British water companies face $1 bln lawsuits over pollution

LONDON – Six British water companies are facing lawsuits valued at over 800 million pounds ($1 billion) brought on behalf of millions of customers for allegedly overcharging customers by under-reporting sewage discharges, a law firm said on Wednesday.

Environmental and water consultant Carolyn Roberts, who plans to bring the claims, says water companies would have faced penalties if they had properly reported pollution incidents.

Roberts says the companies’ alleged failure to report pollution incidents had led to customers being overcharged.

A 330 million-pound case against Severn Trent was filed at London’s Competition Appeal Tribunal (CAT), law firm Leigh Day said in a statement.

A Severn Trent sign hangs on a gate at Cropston Reservoir in Cropston

The firm said it will also be filing cases against five other companies – Thames Water, United Utilities, Anglian Water, Yorkshire Water and Northumbrian Water – in the coming months.

The lawsuits follow the biggest wave of public criticism over the dumping of raw sewage and the poor quality of rivers and beaches since the water industry was privatised in 1989.

Water companies have pushed back against the proposed claims, describing them as “highly speculative”.

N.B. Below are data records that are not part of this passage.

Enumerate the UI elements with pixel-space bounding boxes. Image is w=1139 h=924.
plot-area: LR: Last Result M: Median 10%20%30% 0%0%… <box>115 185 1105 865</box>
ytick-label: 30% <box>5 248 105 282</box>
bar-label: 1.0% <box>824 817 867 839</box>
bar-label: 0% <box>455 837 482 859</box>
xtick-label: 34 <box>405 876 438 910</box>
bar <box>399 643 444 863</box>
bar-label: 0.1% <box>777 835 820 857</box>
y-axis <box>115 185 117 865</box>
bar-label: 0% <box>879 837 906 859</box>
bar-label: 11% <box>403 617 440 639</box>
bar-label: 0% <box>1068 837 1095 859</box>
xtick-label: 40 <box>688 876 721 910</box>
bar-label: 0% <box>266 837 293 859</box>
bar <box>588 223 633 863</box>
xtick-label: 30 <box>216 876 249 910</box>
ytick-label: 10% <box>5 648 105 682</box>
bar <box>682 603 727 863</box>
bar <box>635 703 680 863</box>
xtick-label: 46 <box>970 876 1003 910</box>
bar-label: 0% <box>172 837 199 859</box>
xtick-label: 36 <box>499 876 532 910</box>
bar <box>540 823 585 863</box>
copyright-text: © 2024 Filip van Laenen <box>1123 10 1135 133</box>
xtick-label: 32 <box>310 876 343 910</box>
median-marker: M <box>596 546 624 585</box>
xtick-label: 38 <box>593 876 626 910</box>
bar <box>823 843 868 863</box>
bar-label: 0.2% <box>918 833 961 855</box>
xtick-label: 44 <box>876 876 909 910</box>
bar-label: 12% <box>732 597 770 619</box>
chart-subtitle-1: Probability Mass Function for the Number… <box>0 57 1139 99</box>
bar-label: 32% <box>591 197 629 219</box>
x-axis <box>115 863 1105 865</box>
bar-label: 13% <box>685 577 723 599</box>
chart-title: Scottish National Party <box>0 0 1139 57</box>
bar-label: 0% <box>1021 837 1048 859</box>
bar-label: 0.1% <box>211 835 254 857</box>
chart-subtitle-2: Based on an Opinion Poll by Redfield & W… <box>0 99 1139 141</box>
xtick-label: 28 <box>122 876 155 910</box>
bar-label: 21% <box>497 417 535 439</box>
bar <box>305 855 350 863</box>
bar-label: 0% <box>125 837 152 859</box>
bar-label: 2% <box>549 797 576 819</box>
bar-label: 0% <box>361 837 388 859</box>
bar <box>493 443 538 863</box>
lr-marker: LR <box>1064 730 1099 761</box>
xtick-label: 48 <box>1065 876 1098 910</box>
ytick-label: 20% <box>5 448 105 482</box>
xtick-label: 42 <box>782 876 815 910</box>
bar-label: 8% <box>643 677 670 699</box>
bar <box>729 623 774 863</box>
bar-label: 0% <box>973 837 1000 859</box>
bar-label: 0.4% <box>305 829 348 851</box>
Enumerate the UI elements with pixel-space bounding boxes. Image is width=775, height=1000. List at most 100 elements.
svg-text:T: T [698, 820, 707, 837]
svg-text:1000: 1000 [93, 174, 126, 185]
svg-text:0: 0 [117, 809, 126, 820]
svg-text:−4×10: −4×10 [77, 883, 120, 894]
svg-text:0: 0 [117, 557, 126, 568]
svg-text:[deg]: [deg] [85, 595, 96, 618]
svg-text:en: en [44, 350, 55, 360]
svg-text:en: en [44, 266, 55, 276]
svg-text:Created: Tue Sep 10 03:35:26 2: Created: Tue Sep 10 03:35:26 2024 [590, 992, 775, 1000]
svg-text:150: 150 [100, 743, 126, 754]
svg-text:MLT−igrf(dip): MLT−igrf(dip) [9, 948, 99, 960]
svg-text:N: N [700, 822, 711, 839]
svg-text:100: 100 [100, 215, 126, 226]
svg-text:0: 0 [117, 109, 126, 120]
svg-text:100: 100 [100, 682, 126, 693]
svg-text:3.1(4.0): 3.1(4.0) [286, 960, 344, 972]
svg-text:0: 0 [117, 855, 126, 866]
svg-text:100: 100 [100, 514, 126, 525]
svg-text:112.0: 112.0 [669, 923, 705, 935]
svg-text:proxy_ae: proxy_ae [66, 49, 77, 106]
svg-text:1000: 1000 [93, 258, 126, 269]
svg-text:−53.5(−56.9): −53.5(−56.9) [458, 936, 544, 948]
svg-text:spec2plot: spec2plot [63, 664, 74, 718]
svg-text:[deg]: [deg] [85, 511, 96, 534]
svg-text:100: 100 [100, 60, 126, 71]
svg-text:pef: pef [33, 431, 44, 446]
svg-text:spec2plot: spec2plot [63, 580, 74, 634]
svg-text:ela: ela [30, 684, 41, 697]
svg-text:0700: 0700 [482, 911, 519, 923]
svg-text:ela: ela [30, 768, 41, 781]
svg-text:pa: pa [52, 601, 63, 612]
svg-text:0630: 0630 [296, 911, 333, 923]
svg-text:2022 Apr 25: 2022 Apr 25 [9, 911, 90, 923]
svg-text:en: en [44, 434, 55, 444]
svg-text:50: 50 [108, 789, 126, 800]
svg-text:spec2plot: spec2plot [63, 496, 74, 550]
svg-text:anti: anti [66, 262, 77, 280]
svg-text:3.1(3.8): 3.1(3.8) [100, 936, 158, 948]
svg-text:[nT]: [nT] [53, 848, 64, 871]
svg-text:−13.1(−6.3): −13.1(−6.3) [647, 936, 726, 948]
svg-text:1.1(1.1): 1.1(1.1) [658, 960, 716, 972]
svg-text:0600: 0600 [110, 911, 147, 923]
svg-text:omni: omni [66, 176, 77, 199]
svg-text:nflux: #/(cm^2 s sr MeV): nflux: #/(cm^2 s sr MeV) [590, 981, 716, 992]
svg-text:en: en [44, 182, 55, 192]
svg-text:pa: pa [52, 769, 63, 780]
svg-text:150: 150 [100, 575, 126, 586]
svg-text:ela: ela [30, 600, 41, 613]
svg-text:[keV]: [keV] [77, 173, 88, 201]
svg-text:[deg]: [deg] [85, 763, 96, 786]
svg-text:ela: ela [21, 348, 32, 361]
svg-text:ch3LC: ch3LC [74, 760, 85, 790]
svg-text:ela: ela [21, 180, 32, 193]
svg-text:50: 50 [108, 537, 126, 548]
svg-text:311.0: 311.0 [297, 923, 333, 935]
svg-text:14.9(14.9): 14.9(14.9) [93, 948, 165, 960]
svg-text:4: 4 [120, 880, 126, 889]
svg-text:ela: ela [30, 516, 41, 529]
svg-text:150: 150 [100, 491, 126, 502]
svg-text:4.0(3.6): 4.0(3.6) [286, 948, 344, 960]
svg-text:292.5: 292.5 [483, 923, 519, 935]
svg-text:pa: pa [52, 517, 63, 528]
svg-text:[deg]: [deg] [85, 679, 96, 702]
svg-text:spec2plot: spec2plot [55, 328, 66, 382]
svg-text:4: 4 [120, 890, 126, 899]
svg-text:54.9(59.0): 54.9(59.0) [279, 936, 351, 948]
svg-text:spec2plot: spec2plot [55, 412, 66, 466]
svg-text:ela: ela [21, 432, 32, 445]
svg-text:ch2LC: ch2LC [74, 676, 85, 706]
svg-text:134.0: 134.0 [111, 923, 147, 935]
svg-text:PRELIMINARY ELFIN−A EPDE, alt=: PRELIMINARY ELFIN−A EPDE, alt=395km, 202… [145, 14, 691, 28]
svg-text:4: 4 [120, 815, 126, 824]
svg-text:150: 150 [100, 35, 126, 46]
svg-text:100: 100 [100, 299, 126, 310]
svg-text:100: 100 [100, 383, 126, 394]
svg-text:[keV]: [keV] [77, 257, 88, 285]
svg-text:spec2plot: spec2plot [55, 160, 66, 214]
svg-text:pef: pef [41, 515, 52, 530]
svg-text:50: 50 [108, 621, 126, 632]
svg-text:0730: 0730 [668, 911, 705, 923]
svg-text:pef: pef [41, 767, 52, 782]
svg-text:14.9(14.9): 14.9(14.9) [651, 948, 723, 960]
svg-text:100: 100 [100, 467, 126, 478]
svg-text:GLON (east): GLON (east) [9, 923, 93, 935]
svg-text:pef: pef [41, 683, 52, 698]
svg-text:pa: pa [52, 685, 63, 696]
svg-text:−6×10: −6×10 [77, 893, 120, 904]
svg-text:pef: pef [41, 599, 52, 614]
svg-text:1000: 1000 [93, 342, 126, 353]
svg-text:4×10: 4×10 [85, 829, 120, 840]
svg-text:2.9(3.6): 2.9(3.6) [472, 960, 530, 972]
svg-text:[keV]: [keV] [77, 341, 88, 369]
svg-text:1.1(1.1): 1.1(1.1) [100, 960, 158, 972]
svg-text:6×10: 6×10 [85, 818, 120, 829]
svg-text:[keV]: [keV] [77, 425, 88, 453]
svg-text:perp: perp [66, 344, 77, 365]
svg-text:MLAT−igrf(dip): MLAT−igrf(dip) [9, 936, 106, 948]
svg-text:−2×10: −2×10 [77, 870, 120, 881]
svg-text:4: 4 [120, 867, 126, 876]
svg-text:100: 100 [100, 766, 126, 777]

A Severn Trent spokesperson said any pollution incidents have been reported to Britain’s Environment Agency, adding: “Any claim to the contrary is wholly and completely wrong.”

A Thames Water spokesperson said the company was aware of the potential claim, which they said was without merit.

A spokesperson for industry body Water UK said: “This highly speculative claim is entirely without merit.”

“The regulator has confirmed that over 99% of sewage works comply with their legal requirements. If companies fail to deliver on their commitments, then customer bills are already adjusted accordingly.”

Yorkshire Water declined to comment on ongoing legal proceedings. Anglian Water referred to Water UK’s statement and Northumbrian Water did not respond to a request for comment.

The cases are being brought as collective proceedings – which are roughly equivalent to class actions in the United States – by environmental consultant Roberts.

Water companies have avoided being penalised by regulator Ofwat for “serial and serious under-reporting” of pollution incidents, she said in a statement.

“I believe this has resulted in consumers being unfairly overcharged for sewage services,” Roberts added.